Obesity has created a devastating public health crisis that severely affects both quality of life and exacerbates serious health conditions such as heart disease and diabetes. For this reason, better treatments are critical, yet there are very few. The systems that regulate our metabolism and food consumption are intricate, complex, and still poorly understood, as the brain integrates peripheral signals with central neural networks to control our energy balance. One of these peripheral signals, leptin, holds great promise as a way to treat obesity but has been ineffective in patients with obesity. Therefore, our goal is to better understand the mechanisms leptin utilizes to control food intake to develop better targets for appetite regulation.
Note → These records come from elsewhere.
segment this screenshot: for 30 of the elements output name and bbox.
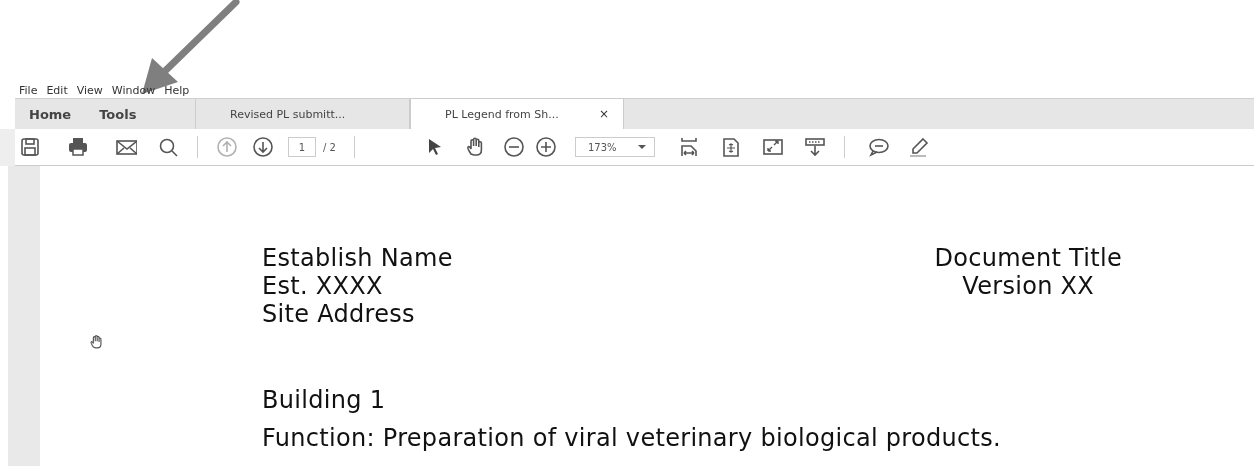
scroll-mode-icon[interactable] (803, 136, 826, 158)
tab-label: Revised PL submitt... (230, 107, 346, 121)
menu-item[interactable]: View (72, 83, 107, 97)
body-text: Function: Preparation of viral veterinary biological products. (262, 424, 1002, 452)
hand-cursor-icon (89, 334, 105, 350)
tab-label: PL Legend from Sh... (445, 107, 559, 121)
page-count: / 2 (323, 141, 336, 153)
page-number-field[interactable]: 1 (288, 137, 316, 157)
header-text: Document Title (934, 244, 1122, 272)
full-screen-icon[interactable] (761, 136, 784, 158)
header-text: Site Address (262, 300, 416, 328)
zoom-in-icon[interactable] (534, 136, 557, 158)
section-heading: Building 1 (262, 386, 387, 414)
nav-tab[interactable]: Home (29, 106, 72, 122)
menu-item[interactable]: Help (160, 83, 194, 97)
zoom-dropdown[interactable]: 173% (574, 137, 655, 157)
document-tab[interactable]: PL Legend from Sh... × (410, 98, 624, 129)
search-icon[interactable] (157, 136, 179, 158)
arrow-down-icon[interactable] (252, 136, 274, 158)
header-text: Establish Name (262, 244, 453, 272)
close-icon[interactable]: × (598, 107, 609, 121)
print-icon[interactable] (67, 136, 89, 158)
menu-item[interactable]: File (15, 83, 42, 97)
nav-tab[interactable]: Tools (99, 106, 137, 122)
menu-item[interactable]: Edit (42, 83, 72, 97)
header-text: Est. XXXX (262, 272, 384, 300)
header-text: Version XX (962, 272, 1095, 300)
comment-icon[interactable] (866, 136, 889, 158)
zoom-out-icon[interactable] (502, 136, 525, 158)
save-icon[interactable] (19, 136, 41, 158)
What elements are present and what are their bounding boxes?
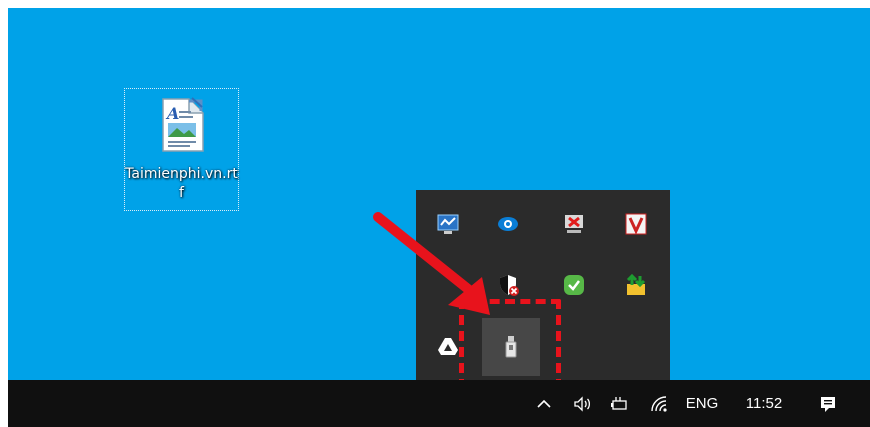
- volume-icon[interactable]: [566, 380, 598, 427]
- pointer-arrow: [373, 212, 490, 315]
- notification-icon[interactable]: [808, 380, 848, 427]
- language-indicator[interactable]: ENG: [680, 380, 724, 427]
- sync-update-icon[interactable]: [616, 265, 656, 305]
- clock[interactable]: 11:52: [736, 380, 792, 427]
- desktop-file-label: Taimienphi.vn.rtf: [125, 166, 238, 201]
- svg-text:A: A: [165, 104, 179, 123]
- battery-icon[interactable]: [604, 380, 634, 427]
- wifi-icon[interactable]: [644, 380, 674, 427]
- display-error-icon[interactable]: [554, 204, 594, 244]
- chevron-up-icon[interactable]: [530, 380, 558, 427]
- antivirus-v-icon[interactable]: [616, 204, 656, 244]
- desktop-file-icon[interactable]: A Taimienphi.vn.rtf: [124, 88, 239, 211]
- taskbar: ENG 11:52: [8, 380, 870, 427]
- rtf-document-icon: A: [162, 97, 204, 152]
This study characterizes a novel, leptin-dependent pathway that begins in the dorsal raphe nucleus (DRN) and projects to the arcuate (ARC) nucleus of the hypothalamus, using serotonin (5-HT) to drive its anorectic effects. This novel pathway may hold significance in understanding the complete picture of how leptin affects the brain to control food intake. I conducted several studies to test the overarching hypothesis of this proposal that 5-HT released from the leptin receptor expressing neurons in the DRN works to reduce food intake through the ARC. First, neuroanatomical tracing tools were used to map projections from leptin receptor expressing 5-HT DRN neurons to the ARC. Second, pharmacology and optogenetics were used to activate these leptin receptor expressing DRN neurons to evaluate their effect on food intake. Third, the role of 5-HT was examined by in vivo microdialysis following leptin administration to the DRN, as well as using pharmacological depletion of 5-HT. Finally, a 5-HT2C receptor antagonist was administered to the ARC prior to leptin in the DRN to examine the role of these receptors in leptin’s anorectic effects. Examination of this neural pathway will ultimately lead to a stronger understanding of appetite regulation in the central nervous system, allowing for alternate targets for the treatment of obesity.